Politico has an interesting piece on the $150,000 spent by the Republican National Committee on clothes and other accessories for Sarah Palin since she was selected to be the Republican vice presidential candidate. That selection occurred a little over two months ago which gives them a pretty substantial burn-rate for their $150,000 expenditure.

I am totally down with a candidate’s, and their backing political party’s, desire to make a good impression. But the incongruity is startling when the RNC promotes Sarah Palin as an everyday “real American” while buying her clothes from some of the finest boutique stores in the country. (Granted, Macy’s is not high-end boutique like Barney’s or Saks, but it sure as Hell ain’t Lands End or J. Crew.)

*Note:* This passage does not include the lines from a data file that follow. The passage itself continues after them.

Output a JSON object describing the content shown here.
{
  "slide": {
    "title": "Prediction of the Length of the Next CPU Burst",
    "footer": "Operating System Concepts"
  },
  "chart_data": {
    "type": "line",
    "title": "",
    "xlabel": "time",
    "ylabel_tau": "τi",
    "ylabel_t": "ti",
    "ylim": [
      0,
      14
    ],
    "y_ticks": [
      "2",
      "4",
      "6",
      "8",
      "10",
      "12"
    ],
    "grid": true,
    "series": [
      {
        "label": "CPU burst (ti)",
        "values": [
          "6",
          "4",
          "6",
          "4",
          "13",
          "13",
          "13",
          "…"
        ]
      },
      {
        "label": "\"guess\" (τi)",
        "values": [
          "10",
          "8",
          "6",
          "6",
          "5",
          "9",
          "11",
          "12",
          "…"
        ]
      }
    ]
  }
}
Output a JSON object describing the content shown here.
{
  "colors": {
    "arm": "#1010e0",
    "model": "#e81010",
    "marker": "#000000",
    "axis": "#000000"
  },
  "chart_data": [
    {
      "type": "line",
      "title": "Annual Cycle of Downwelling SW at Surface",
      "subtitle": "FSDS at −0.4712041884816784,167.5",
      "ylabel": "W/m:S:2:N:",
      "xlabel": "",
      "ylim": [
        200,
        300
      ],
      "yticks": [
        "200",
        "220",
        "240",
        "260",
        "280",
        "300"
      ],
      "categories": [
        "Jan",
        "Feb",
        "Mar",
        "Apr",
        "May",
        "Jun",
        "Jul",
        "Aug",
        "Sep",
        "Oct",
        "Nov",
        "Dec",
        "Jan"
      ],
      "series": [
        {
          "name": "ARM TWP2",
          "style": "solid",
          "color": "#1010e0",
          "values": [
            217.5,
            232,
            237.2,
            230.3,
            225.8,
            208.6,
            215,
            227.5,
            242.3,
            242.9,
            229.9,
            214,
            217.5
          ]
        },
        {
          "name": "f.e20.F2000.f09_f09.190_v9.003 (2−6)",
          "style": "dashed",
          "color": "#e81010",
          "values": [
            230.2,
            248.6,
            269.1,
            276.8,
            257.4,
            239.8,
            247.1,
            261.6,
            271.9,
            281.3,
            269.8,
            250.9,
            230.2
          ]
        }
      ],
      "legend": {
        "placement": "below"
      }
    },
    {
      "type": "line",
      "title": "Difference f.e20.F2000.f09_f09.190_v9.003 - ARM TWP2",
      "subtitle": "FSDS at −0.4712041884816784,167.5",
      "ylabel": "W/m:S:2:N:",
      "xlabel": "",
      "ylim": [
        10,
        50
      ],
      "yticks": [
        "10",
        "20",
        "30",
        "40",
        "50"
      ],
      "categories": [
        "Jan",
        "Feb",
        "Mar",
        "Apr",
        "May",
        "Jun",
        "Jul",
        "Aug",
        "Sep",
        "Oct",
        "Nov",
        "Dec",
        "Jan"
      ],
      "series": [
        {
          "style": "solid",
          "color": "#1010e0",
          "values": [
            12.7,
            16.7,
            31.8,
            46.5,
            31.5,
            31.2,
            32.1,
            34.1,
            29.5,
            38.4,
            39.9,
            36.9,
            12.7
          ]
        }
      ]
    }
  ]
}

How do everyday “real Americans” afford to shop like that at boutique clothiers? They don’t! That type of shopping is the domain of the wealthy and is most often associated in the mass media with the Liberal elites in NYC or Hollywood. [Oh, Yes! I did go there. I threw out the L-word.]

So, just how dumb do they think we are? Do they really think we won’t recognize the dissonance between how Sarah Palin is portrayed as an everyday “real American” citizen-politician but in reality is just as much a superficial, self-absorbed ideological huckster as every other politician who uses the public’s money for their own gain? Come on, this revelation makes her no different from all the other politicians in this country who present themselves in one way to their public and act the opposite way when out of the glare of the TV lights.

So, stop pretending that she is Simple Sarah.